Amazon shopping is becoming increasingly pointless as one or more of the following are true:
- There are multiple products, sometimes dozens, which are actually the same product in the same or different colors, and often with a variety of nonsense manufactorer names. So there is the appearance of choice while actually the non-same items are difficult to find (needle in haystack)
- Products tend to be very low quality. If you take time to read the reviews, it's obvious that many of the high reviews are stuffed. The low score reviews usually tell the same story: a critical part breaks on first use, or a critical flaw renders the item completely unsuitable for the task it is intended for.
- Counterfeits... I don't even need to get into this, as it's a very well-known problem.
Unfortunately, the Walmart effect applies here too, because the low prices attract most shoppers, and the small players (and brick and mortar stores) can't compete and go out of business. If they try to compete, they typically just find the same garbage manufacturers who are selling on Amazon. It's a race to the bottom.
As consumers, we end up with items that are either useless on arrival (and not even worth returning), or they are far less than we would have hoped or wished for or been willing to pay for.
The great irony is, with the ability to import items from around the globe, and the significant number of online stores, it can still be impossible to find even a decent simple item (such as an extended reach car wash brush).
Even if you search more broadly than directly on Amazon, you see the same few items across most online retailers. And when you read reviews of the items on each retailer website, you see the same low score complaints... sometimes in such detail that you can be certain that it was the exact same product.

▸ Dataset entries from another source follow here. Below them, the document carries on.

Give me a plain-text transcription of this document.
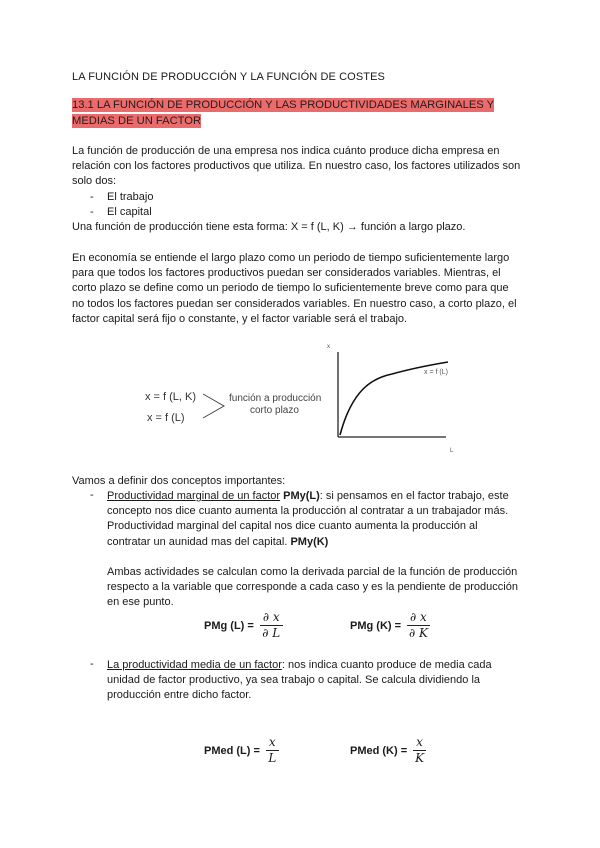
LA FUNCIÓN DE PRODUCCIÓN Y LA FUNCIÓN DE COSTES
13.1 LA FUNCIÓN DE PRODUCCIÓN Y LAS PRODUCTIVIDADES MARGINALES Y MEDIAS DE UN FACTOR

La función de producción de una empresa nos indica cuánto produce dicha empresa en

relación con los factores productivos que utiliza. En nuestro caso, los factores utilizados son

solo dos:

- El trabajo
- El capital
Una función de producción tiene esta forma: X = f (L, K) → función a largo plazo.

En economía se entiende el largo plazo como un periodo de tiempo suficientemente largo

para que todos los factores productivos puedan ser considerados variables. Mientras, el

corto plazo se define como un periodo de tiempo lo suficientemente breve como para que

no todos los factores puedan ser considerados variables. En nuestro caso, a corto plazo, el

factor capital será fijo o constante, y el factor variable será el trabajo.

x = f (L, K)
x = f (L)
función a producción
corto plazo
x
L
x = f (L)
Vamos a definir dos conceptos importantes:
- Productividad marginal de un factor PMy(L): si pensamos en el factor trabajo, este

concepto nos dice cuanto aumenta la producción al contratar a un trabajador más.

Productividad marginal del capital nos dice cuanto aumenta la producción al

contratar un aunidad mas del capital. PMy(K)

Ambas actividades se calculan como la derivada parcial de la función de producción

respecto a la variable que corresponde a cada caso y es la pendiente de producción

en ese punto.

PMg $(L) = \frac{\partial x}{\partial L}$	PMg $(K) = \frac{\partial x}{\partial K}$
- La productividad media de un factor: nos indica cuanto produce de media cada

unidad de factor productivo, ya sea trabajo o capital. Se calcula dividiendo la

producción entre dicho factor.

PMed $(L) = \frac{x}{L}$	PMed $(K) = \frac{x}{K}$
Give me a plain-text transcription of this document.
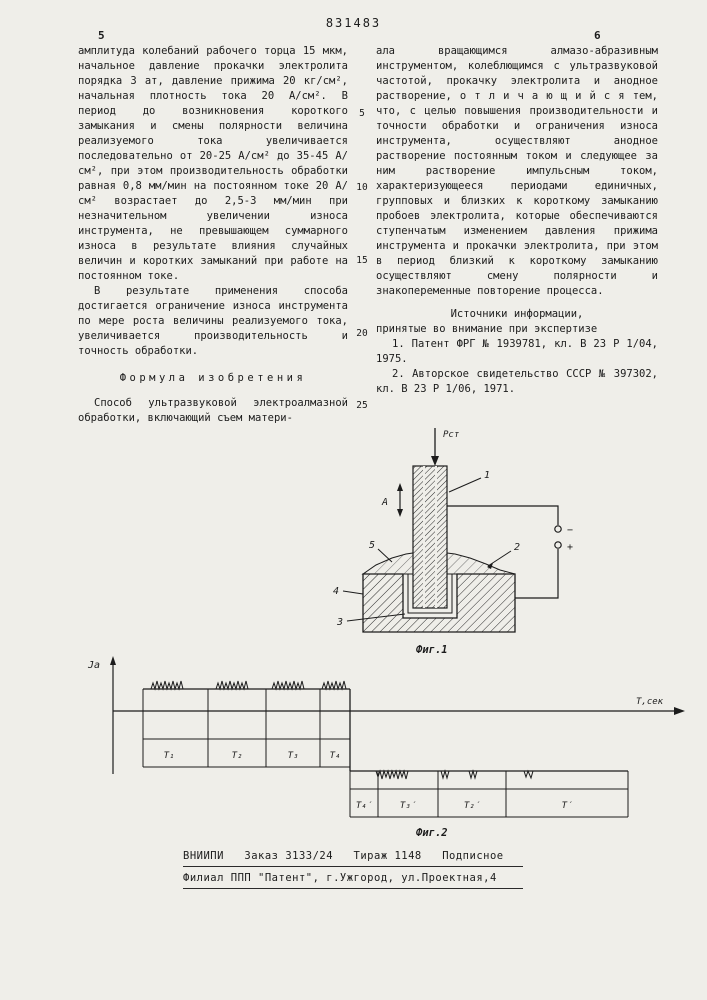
831483
5	6
5
10
15
20
25

амплитуда колебаний рабочего торца 15 мкм, начальное давление прокачки электролита порядка 3 ат, давление прижима 20 кг/см², начальная плотность тока 20 А/см². В период до возникновения короткого замыкания и смены полярности величина реализуемого тока увеличивается последовательно от 20-25 А/см² до 35-45 А/см², при этом производительность обработки равная 0,8 мм/мин на постоянном токе 20 А/см² возрастает до 2,5-3 мм/мин при незначительном увеличении износа инструмента, не превышающем суммарного износа в результате влияния случайных величин и коротких замыканий при работе на постоянном токе.

В результате применения способа достигается ограничение износа инструмента по мере роста величины реализуемого тока, увеличивается производительность и точность обработки.

Формула изобретения

Способ ультразвуковой электроалмазной обработки, включающий съем матери-

ала вращающимся алмазо-абразивным инструментом, колеблющимся с ультразвуковой частотой, прокачку электролита и анодное растворение, о т л и ч а ю щ и й с я тем, что, с целью повышения производительности и точности обработки и ограничения износа инструмента, осуществляют анодное растворение постоянным током и следующее за ним растворение импульсным током, характеризующееся периодами единичных, групповых и близких к короткому замыканию пробоев электролита, которые обеспечиваются ступенчатым изменением давления прижима инструмента и прокачки электролита, при этом в период близкий к короткому замыканию осуществляют смену полярности и знакопеременные повторение процесса.

Источники информации,

принятые во внимание при экспертизе

1. Патент ФРГ № 1939781, кл. В 23 Р 1/04, 1975.

2. Авторское свидетельство СССР № 397302, кл. В 23 Р 1/06, 1971.

Рст
А
1
5	2
4
3
−
+
Фиг.1
Jа
Т,сек
T₁	T₂	T₃	T₄
T₄′	T₃′	T₂′	T′
Фиг.2
ВНИИПИ   Заказ 3133/24   Тираж 1148   Подписное
Филиал ППП "Патент", г.Ужгород, ул.Проектная,4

I see no solution to this. There is one country where most of this garbage comes from, but any special measures to penalize their exports will just result in shifting the manufacturing to another don't-care country which will pick up the slack.
Imagine the total cost of this situation, from materials consumption to trash piles (which is a short process for many of these products). It's an obscene waste.
/rant
Another strategy to counter bad-quality products is to buy items directly from the brand's website. i.e. buy socks from hanes.com instead of amazon.
Another problem I see with the shopping experience is that I would sometimes spend 10 or 20 minutes looking for just the right product (which is absurd when you think about just how powerful modern filtering and search algorithms can be.) And then it dawned on me. Amazon is making money off of those 10 or 20 minutes of "engagement" because it gives them time to show a bunch of paid ads as I search.
To counter that problem, I always filter my results with "Prime Only" and Filter: Show lowest price to highest. I use Prime Only as a proxy-variable to filter out unpopular items (they are probably unpopular for a reason) It's amazing how much money you can save doing this. Usually you can avoid paying double what the default results are.